Sunday 9 March 2008

I is for IRONING

There are certain objects that I have managed to avoid using for all of my life. The iron is one such piece of equipment. Look, don't get me wrong, it's not that I belong to some sort of anti iron society or am a member of a cult that doesn't believe in ironing or am even a male chauvinist that believes ironing is only a woman's job, though obviously I'm not opposed to them doing it and would certainly not go on any crusade to support an end to ironing for women. No, it's just that, there has always been someone around to do it for me and the fact that it has been a woman is purely down to coincidence and the fact that the females in question have been my mum and my wife! But to be truthful, there are probably a couple of reasons why I haven't been rushing forward to lend a hand over the years. First, nobody ever taught me how to iron and I still haven't the first clue how to go about it. Yes I know you switch it on and it heats up and then you lay the clothes flat out on an ironing board and apparently run the hot metal up and down it until it looks nice and flat but then what do you do? And why do you sometimes squirt steam from a jet on the iron, all over the clothes? And how do you know how long to hold the iron on the surface before you do everlasting damage to a shirt or a blouse? And what temperature setting is just right to use? Secondly, it just seems so boring. I mean it's not like cooking, where there is an end product you can actually enjoy or mowing the lawn, which just generally makes the grass look tidy. And even though washing the dishes is equally laborious, at least you feel you are helping to contribute towards the good health of your family apart from actually having nice clean cutlery and plates to use. Which brings me to my third difficulty. Why do we iron? Sure what difference will a few creases make and does it really matter if our shirts or skirts look a bit crumpled? So what do people think about when they're ironing, for it's obvious you just don't think about ironing? Maybe, like wife you watch TV or listen to music or just talk or maybe it's a bit like mowing the lawn in that you just think about all the problems of the day and take it out on the ironing. Which suggests I must remember not to annoy her on the days when she plans to iron!

We had an interesting conversation about ironing yesterday.
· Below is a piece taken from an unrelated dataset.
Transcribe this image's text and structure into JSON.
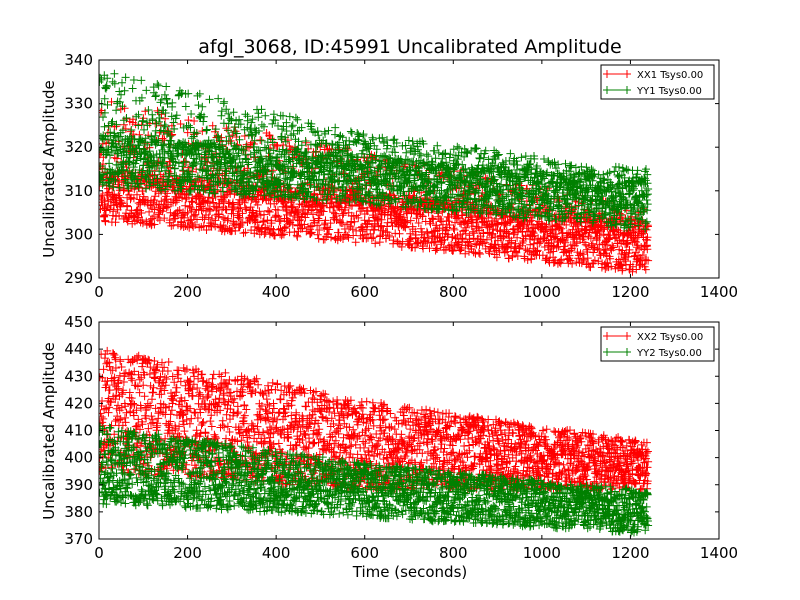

I felt I needed to explore the subject a little bit more and I discovered that in the list of household chores that women (or men for that matter) love to hate, ironing is pretty near the top of the list and something that brings the procrastination gene out regularly. Yet it seems to be a necessity, though that is clearly based on the need to look well in other people's eyes. So when my son attended a function recently with an unironed and crumpled shirt, it seemed to cause a high degree of annoyance, even though the shirt was completely covered form view, beneath his suit.

Yet that very fact got me wondering about my own life. How easy it is for me to hide the creases and crinkles of my life from other people beneath my smile, my words, my understanding of the Bible, my public prayers and my apparent sincerity and yet God sees every single thing that others don't and it annoys Him. Yet He is always ready to forgive me, to iron out those things that are sin and hinder me from the perfection He seeks for me. And how often isn't it the very things that we need to be doing that we try to avoid, like spending time in prayer and reading His Word and we go and fill our lives with other substitutes, yet al the time knowing that the only way we are going to please Him is to iron out the crumpled mess that our lives get into when we take our focus away from God. Jesus tells us in Matthew 5 to 'Be perfect, therefore, as your heavenly Father is perfect.' Also David, after defeating his enemies sang a song of praise which included these words, 'It is God who arms me with strength and makes my way perfect.' And while I will never attain complete perfection like Jesus, in my human lifetime, such perfection must be my goal and I know that some day I will be perfect when I go to live with Him in my new body. But for now, I will continue to iron away the crinkles, with His help and forgiveness and look forward to the day when the last of the blemishes will be gone. I guess, if we want to look best in God's eyes, we all have a bit of ironing to do.